Estudiosos como Carver, Scheier e Weintraub (1989), a partir da categorização originalmente proposta por Folkman e Lazarus (1980), proporcionam um maior detalhamento dos tipos de enfrentamento: a) coping ativo, que consiste no processo de estabelecer passos sucessivos para remover, atenuar ou melhorar os efeitos do estressor; b) planejamento, que representa a atividade de pensar sobre alternativas para lidar com um estressor por meio de estratégias de ação; c) supressão de atividades concomitantes, que se caracteriza pela supressão de atividades que distraiam o sujeito do foco representado pelo estressor; d) coping moderado, que significa esperar uma oportunidade apropriada para a ação, restringindo a impulsividade; e) busca de suporte social por razões instrumentais, que se configura pela procura por conselho, auxílio ou informação relativos ao estressor; f) busca de suporte social por razões emocionais, ou seja, a busca por apoio moral, compaixão ou entendimento; g) foco na expressão de emoções, que é a tendência em focalizar a experiência de estresse, ventilando sentimentos negativos; h) desligamento comportamental, que é o abandono das tentativas para atingir metas nas quais o estressor interfira; i) desligamento mental, que ocorre pela utilização de atividades alternativas para afastar o problema da mente; j) reinterpretação positiva, que consiste em reinterpretar uma situação negativa ou tensa em termos positivos; k) negação, no sentido de recusa em acreditar na existência do estressor, ou agir como se esse não fosse real; l) aceitação, que corresponde, em um primeiro momento, à percepção do estressor como real e, em um segundo momento, à aceitação do estressor como um fenômeno natural; m) religiosidade, que é a tendência a voltar-se para a religião como forma de aliviar a tensão; n) humor, que se configura como a estratégia de fazer graça da situação estressora; e o) uso de substâncias, que consiste em se desviar do problema pelo uso de substâncias psicoativas que interfiram na capacidade de avaliação das situações.

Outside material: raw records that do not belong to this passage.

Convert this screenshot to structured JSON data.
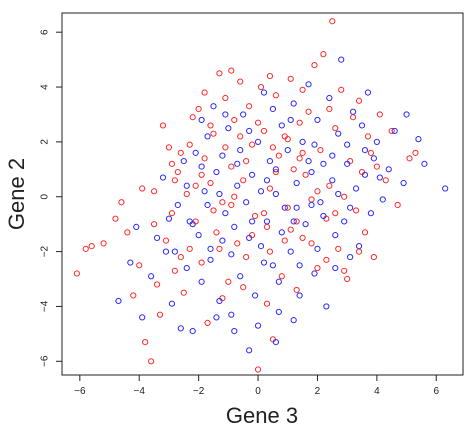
{
  "chart_data": {
    "type": "scatter",
    "xlabel": "Gene 3",
    "ylabel": "Gene 2",
    "xlim": [
      -6.6,
      6.9
    ],
    "ylim": [
      -6.5,
      6.7
    ],
    "x_ticks": [
      -6,
      -4,
      -2,
      0,
      2,
      4,
      6
    ],
    "y_ticks": [
      -6,
      -4,
      -2,
      0,
      2,
      4,
      6
    ],
    "x_tick_labels": [
      "−6",
      "−4",
      "−2",
      "0",
      "2",
      "4",
      "6"
    ],
    "y_tick_labels": [
      "−6",
      "−4",
      "−2",
      "0",
      "2",
      "4",
      "6"
    ],
    "grid": false,
    "legend": "none",
    "marker": "open-circle",
    "series": [
      {
        "color": "#ff2a2a",
        "points": [
          [
            -6.1,
            -2.8
          ],
          [
            -5.8,
            -1.9
          ],
          [
            -5.6,
            -1.8
          ],
          [
            -5.2,
            -1.7
          ],
          [
            -4.8,
            -0.8
          ],
          [
            -4.6,
            -0.2
          ],
          [
            -4.4,
            -1.3
          ],
          [
            -4.2,
            -3.6
          ],
          [
            -4.0,
            -2.5
          ],
          [
            -3.9,
            0.3
          ],
          [
            -3.8,
            -5.3
          ],
          [
            -3.6,
            -6.0
          ],
          [
            -3.5,
            -1.0
          ],
          [
            -3.4,
            -3.2
          ],
          [
            -3.3,
            -4.3
          ],
          [
            -3.2,
            2.6
          ],
          [
            -3.1,
            -1.6
          ],
          [
            -3.0,
            1.8
          ],
          [
            -2.9,
            -0.6
          ],
          [
            -2.8,
            -2.7
          ],
          [
            -2.7,
            0.9
          ],
          [
            -2.6,
            1.6
          ],
          [
            -2.5,
            -3.5
          ],
          [
            -2.4,
            0.1
          ],
          [
            -2.3,
            -1.9
          ],
          [
            -2.2,
            2.9
          ],
          [
            -2.1,
            -0.9
          ],
          [
            -2.0,
            3.2
          ],
          [
            -1.9,
            -2.4
          ],
          [
            -1.8,
            1.4
          ],
          [
            -1.7,
            -4.6
          ],
          [
            -1.6,
            0.5
          ],
          [
            -1.5,
            2.3
          ],
          [
            -1.4,
            -1.3
          ],
          [
            -1.3,
            4.5
          ],
          [
            -1.2,
            -0.2
          ],
          [
            -1.1,
            3.6
          ],
          [
            -1.0,
            -3.1
          ],
          [
            -0.9,
            1.1
          ],
          [
            -0.8,
            2.8
          ],
          [
            -0.7,
            -1.7
          ],
          [
            -0.6,
            4.2
          ],
          [
            -0.5,
            0.6
          ],
          [
            -0.4,
            -2.2
          ],
          [
            -0.3,
            3.3
          ],
          [
            -0.2,
            1.9
          ],
          [
            -0.1,
            -0.7
          ],
          [
            0.0,
            -6.3
          ],
          [
            0.1,
            4.0
          ],
          [
            0.2,
            2.4
          ],
          [
            0.3,
            -1.1
          ],
          [
            0.4,
            0.3
          ],
          [
            0.5,
            -5.2
          ],
          [
            0.6,
            3.7
          ],
          [
            0.7,
            1.5
          ],
          [
            0.8,
            -2.9
          ],
          [
            0.9,
            2.2
          ],
          [
            1.0,
            -0.4
          ],
          [
            1.1,
            4.3
          ],
          [
            1.2,
            1.0
          ],
          [
            1.3,
            -3.4
          ],
          [
            1.4,
            2.7
          ],
          [
            1.5,
            -1.5
          ],
          [
            1.6,
            0.8
          ],
          [
            1.7,
            3.1
          ],
          [
            1.8,
            -0.1
          ],
          [
            1.9,
            4.8
          ],
          [
            2.0,
            -2.6
          ],
          [
            2.1,
            1.7
          ],
          [
            2.2,
            5.2
          ],
          [
            2.3,
            -0.8
          ],
          [
            2.4,
            0.4
          ],
          [
            2.5,
            6.4
          ],
          [
            2.6,
            2.5
          ],
          [
            2.7,
            -1.9
          ],
          [
            2.8,
            3.9
          ],
          [
            2.9,
            0.0
          ],
          [
            3.0,
            -3.0
          ],
          [
            3.1,
            1.3
          ],
          [
            3.2,
            2.9
          ],
          [
            3.3,
            -0.5
          ],
          [
            3.4,
            3.5
          ],
          [
            3.5,
            0.9
          ],
          [
            3.6,
            -1.3
          ],
          [
            3.7,
            2.2
          ],
          [
            3.8,
            1.6
          ],
          [
            3.9,
            -2.2
          ],
          [
            4.0,
            1.1
          ],
          [
            4.1,
            3.0
          ],
          [
            4.3,
            0.6
          ],
          [
            4.5,
            2.4
          ],
          [
            4.7,
            -0.3
          ],
          [
            5.1,
            1.4
          ],
          [
            5.3,
            1.6
          ],
          [
            -2.6,
            -2.2
          ],
          [
            -1.9,
            0.8
          ],
          [
            -1.3,
            -1.9
          ],
          [
            -0.9,
            -0.3
          ],
          [
            -0.4,
            1.3
          ],
          [
            0.2,
            -0.6
          ],
          [
            0.6,
            0.9
          ],
          [
            1.1,
            -1.2
          ],
          [
            1.5,
            1.6
          ],
          [
            2.0,
            0.2
          ],
          [
            2.6,
            -0.6
          ],
          [
            -2.9,
            1.2
          ],
          [
            -2.3,
            1.9
          ],
          [
            -1.6,
            2.6
          ],
          [
            -1.1,
            1.8
          ],
          [
            -0.6,
            2.2
          ],
          [
            0.0,
            2.7
          ],
          [
            0.5,
            1.8
          ],
          [
            1.0,
            2.1
          ],
          [
            1.4,
            1.4
          ],
          [
            -3.5,
            0.2
          ],
          [
            -2.8,
            0.6
          ],
          [
            -2.1,
            0.4
          ],
          [
            -1.5,
            -0.5
          ],
          [
            -0.8,
            0.0
          ],
          [
            -0.2,
            -1.4
          ],
          [
            0.4,
            -2.0
          ],
          [
            0.9,
            -1.6
          ],
          [
            1.3,
            -0.9
          ],
          [
            1.8,
            -1.7
          ],
          [
            2.3,
            -2.3
          ],
          [
            2.9,
            -2.7
          ],
          [
            3.4,
            -2.0
          ],
          [
            -1.2,
            -3.7
          ],
          [
            -0.5,
            -3.3
          ],
          [
            0.3,
            -3.9
          ],
          [
            -1.8,
            3.8
          ],
          [
            -0.9,
            4.6
          ],
          [
            0.4,
            4.4
          ],
          [
            1.5,
            3.9
          ],
          [
            2.4,
            3.2
          ]
        ]
      },
      {
        "color": "#2a2aff",
        "points": [
          [
            -4.7,
            -3.8
          ],
          [
            -4.3,
            -2.4
          ],
          [
            -4.1,
            -1.1
          ],
          [
            -3.9,
            -4.4
          ],
          [
            -3.6,
            -2.9
          ],
          [
            -3.4,
            -1.5
          ],
          [
            -3.2,
            0.7
          ],
          [
            -3.1,
            -2.0
          ],
          [
            -2.9,
            -3.9
          ],
          [
            -2.7,
            -0.3
          ],
          [
            -2.6,
            -4.8
          ],
          [
            -2.5,
            1.3
          ],
          [
            -2.4,
            -2.6
          ],
          [
            -2.3,
            -0.9
          ],
          [
            -2.2,
            -4.9
          ],
          [
            -2.1,
            1.6
          ],
          [
            -2.0,
            -1.4
          ],
          [
            -1.9,
            -3.1
          ],
          [
            -1.8,
            0.2
          ],
          [
            -1.7,
            2.2
          ],
          [
            -1.6,
            -2.3
          ],
          [
            -1.5,
            3.3
          ],
          [
            -1.4,
            0.9
          ],
          [
            -1.3,
            -3.8
          ],
          [
            -1.2,
            1.5
          ],
          [
            -1.1,
            -0.6
          ],
          [
            -1.0,
            2.5
          ],
          [
            -0.9,
            -4.3
          ],
          [
            -0.8,
            -1.1
          ],
          [
            -0.7,
            1.2
          ],
          [
            -0.6,
            -2.9
          ],
          [
            -0.5,
            3.0
          ],
          [
            -0.4,
            -0.2
          ],
          [
            -0.3,
            -5.6
          ],
          [
            -0.2,
            0.8
          ],
          [
            -0.1,
            -3.6
          ],
          [
            0.0,
            2.0
          ],
          [
            0.1,
            -1.8
          ],
          [
            0.2,
            3.8
          ],
          [
            0.3,
            -0.9
          ],
          [
            0.4,
            1.3
          ],
          [
            0.5,
            -2.5
          ],
          [
            0.6,
            0.1
          ],
          [
            0.7,
            -4.2
          ],
          [
            0.8,
            2.6
          ],
          [
            0.9,
            -0.4
          ],
          [
            1.0,
            1.7
          ],
          [
            1.1,
            -2.0
          ],
          [
            1.2,
            3.4
          ],
          [
            1.3,
            0.5
          ],
          [
            1.4,
            -3.6
          ],
          [
            1.5,
            2.0
          ],
          [
            1.6,
            -1.0
          ],
          [
            1.7,
            4.1
          ],
          [
            1.8,
            0.9
          ],
          [
            1.9,
            -2.8
          ],
          [
            2.0,
            2.8
          ],
          [
            2.1,
            -0.2
          ],
          [
            2.2,
            1.2
          ],
          [
            2.3,
            -4.0
          ],
          [
            2.4,
            3.6
          ],
          [
            2.5,
            0.6
          ],
          [
            2.6,
            -1.4
          ],
          [
            2.7,
            2.3
          ],
          [
            2.8,
            5.0
          ],
          [
            2.9,
            -0.9
          ],
          [
            3.0,
            1.9
          ],
          [
            3.1,
            -2.2
          ],
          [
            3.2,
            3.1
          ],
          [
            3.3,
            0.3
          ],
          [
            3.4,
            -1.8
          ],
          [
            3.5,
            2.6
          ],
          [
            3.6,
            0.8
          ],
          [
            3.7,
            3.8
          ],
          [
            3.8,
            -0.6
          ],
          [
            3.9,
            1.4
          ],
          [
            4.0,
            2.0
          ],
          [
            4.2,
            -0.1
          ],
          [
            4.4,
            1.0
          ],
          [
            4.6,
            2.4
          ],
          [
            4.9,
            0.5
          ],
          [
            5.0,
            3.0
          ],
          [
            5.4,
            2.1
          ],
          [
            5.6,
            1.2
          ],
          [
            6.3,
            0.3
          ],
          [
            -2.8,
            -2.0
          ],
          [
            -2.2,
            -1.0
          ],
          [
            -1.7,
            -0.3
          ],
          [
            -1.2,
            -1.6
          ],
          [
            -0.7,
            0.4
          ],
          [
            -0.2,
            -0.9
          ],
          [
            0.3,
            0.6
          ],
          [
            0.8,
            -1.3
          ],
          [
            1.3,
            -0.4
          ],
          [
            1.7,
            1.3
          ],
          [
            2.2,
            -0.7
          ],
          [
            2.7,
            0.1
          ],
          [
            3.1,
            -0.4
          ],
          [
            -1.9,
            1.1
          ],
          [
            -1.3,
            0.1
          ],
          [
            -0.6,
            1.7
          ],
          [
            0.1,
            0.2
          ],
          [
            0.6,
            1.0
          ],
          [
            1.2,
            -0.9
          ],
          [
            1.8,
            -0.3
          ],
          [
            -3.0,
            -0.8
          ],
          [
            -2.4,
            0.4
          ],
          [
            -1.6,
            -1.9
          ],
          [
            -0.9,
            -2.1
          ],
          [
            -0.3,
            -1.5
          ],
          [
            0.2,
            -2.4
          ],
          [
            0.7,
            -3.1
          ],
          [
            1.4,
            -2.5
          ],
          [
            2.0,
            -1.9
          ],
          [
            2.6,
            -2.6
          ],
          [
            -1.4,
            -4.4
          ],
          [
            -0.8,
            -4.9
          ],
          [
            0.0,
            -4.7
          ],
          [
            0.6,
            -5.3
          ],
          [
            1.2,
            -4.5
          ],
          [
            -1.9,
            2.8
          ],
          [
            -1.1,
            3.0
          ],
          [
            -0.3,
            2.4
          ],
          [
            0.5,
            3.2
          ],
          [
            1.1,
            2.8
          ],
          [
            1.9,
            1.9
          ],
          [
            2.5,
            1.5
          ],
          [
            3.0,
            1.2
          ],
          [
            3.6,
            1.7
          ],
          [
            4.1,
            0.7
          ]
        ]
      }
    ]
  }
}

Gil-Monte (2005) refere que os desgastes cognitivo e emocional são respostas ao estresse laboral e, em razão de seu caráter desagradável, o indivíduo tenta eliminar esse sentimento utilizando estratégias emocionais ou cognitivas. Para o autor, as pessoas que utilizam, com maior freqüência, estratégias de caráter ativo ou centradas no problema possuem maior capacidade de prevenir o Burnout.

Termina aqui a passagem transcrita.